重要なのは、それが適切なのかということと、減らす手段を
持っているか、ということだと思います。薬は苦痛を取り除く
意味では素敵なものです。それが「飲まないと不安で」とか
「効果分からんけど飲んどく」となると過剰投与になる恐れ
が出てきます。薬は効果がなければ単なる異物なので、飲む
べきではありません。要はメリットとデメリットのバランスを
常に気にするってことです。
また仮にメリットがあったとしても、中止したら症状が元に
戻ってしまった、なんてことはしばしばあります。なので、
薬物治療と並行して薬物療法から離脱するための治療をする
のが理想となります。これが医療者側、患者側ともに蔑ろに
なると薬物一辺倒の治療となり、副作用の問題が表出するの
です。薬はそれそのものが悪いのではなく、使い方を含めた
戦略性の無さが問題なんです。
では減薬や休薬をスムーズに行うための治療法とは何か、僕の
場合はそれが食事指導を含めた栄養療法というわけです。
かねてから「専門家になりたくない」と言って物議を醸し…
てはいませんが(笑)、栄養療法に凝り固まって症状緩和を
疎かにすれば患者さんは無用に苦しむだけです。
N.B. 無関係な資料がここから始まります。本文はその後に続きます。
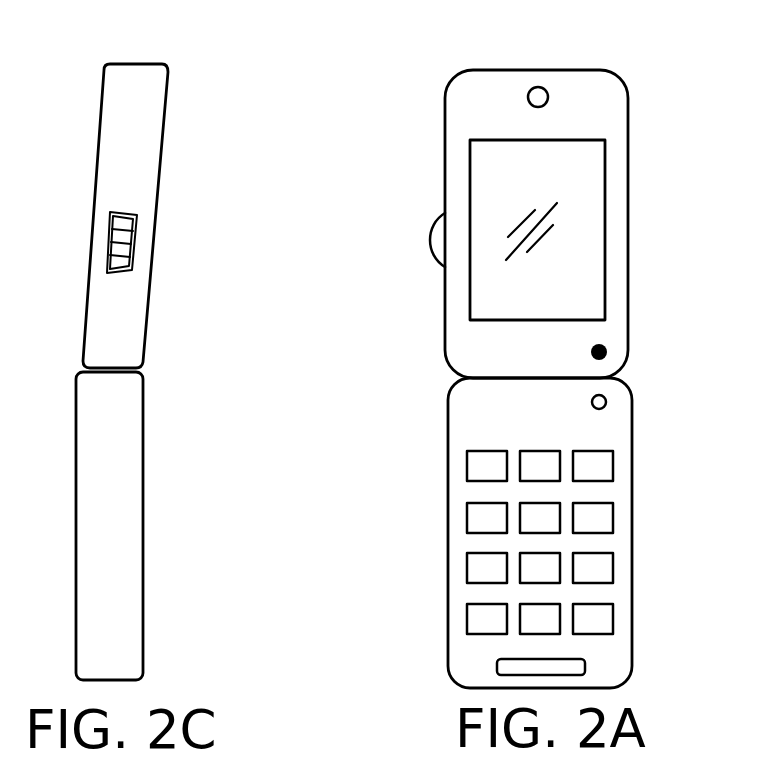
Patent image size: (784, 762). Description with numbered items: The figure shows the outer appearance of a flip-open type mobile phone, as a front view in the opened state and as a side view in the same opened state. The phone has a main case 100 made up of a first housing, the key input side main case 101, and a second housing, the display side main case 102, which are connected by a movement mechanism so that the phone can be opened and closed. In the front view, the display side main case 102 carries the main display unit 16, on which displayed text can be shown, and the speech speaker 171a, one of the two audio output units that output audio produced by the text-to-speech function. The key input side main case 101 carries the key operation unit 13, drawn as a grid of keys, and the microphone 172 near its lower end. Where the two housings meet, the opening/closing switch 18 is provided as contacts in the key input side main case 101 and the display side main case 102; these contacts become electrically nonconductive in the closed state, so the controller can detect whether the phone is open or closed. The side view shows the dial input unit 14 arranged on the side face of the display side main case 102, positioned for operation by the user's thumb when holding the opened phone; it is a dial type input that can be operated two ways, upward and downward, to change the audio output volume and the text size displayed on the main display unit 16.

In FIG. 2A, the main case 100 is at (448, 379).
In FIG. 2A, the key input side main case 101 is at (448, 415).
In FIG. 2A, the display side main case 102 is at (445, 368).
In FIG. 2A, the key operation unit 13 is at (640, 458).
In FIG. 2C, the dial input unit 14 is at (140, 242).
In FIG. 2A, the dial input unit 14 is at (428, 243).
In FIG. 2A, the main display unit 16 is at (623, 225).
In FIG. 2A, the opening/closing switch 18 is at (612, 342).
In FIG. 2A, the speech speaker 171a is at (535, 87).
In FIG. 2A, the microphone 172 is at (497, 665).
専門家として
道を極めるのももちろん価値がありますが、偏らず状況に
合わせて優先度の高いものを提案する、という姿勢がないと
本末転倒になってしまう恐れがあります。栄養療法だってどう
いう目的でどういう戦略で行うか、がなければ大抵は続き
ません。「専門家」の負の側面とも言えます。
まあそんなわけで治療法にはそれぞれに特徴が有り、長所も
短所も併せ持っています。治療のゴール設定によってもそれは
変化し得るでしょう。個人的には職人的な専門家にも憧れます
が、今は俯瞰できる戦略家でいたいと思います。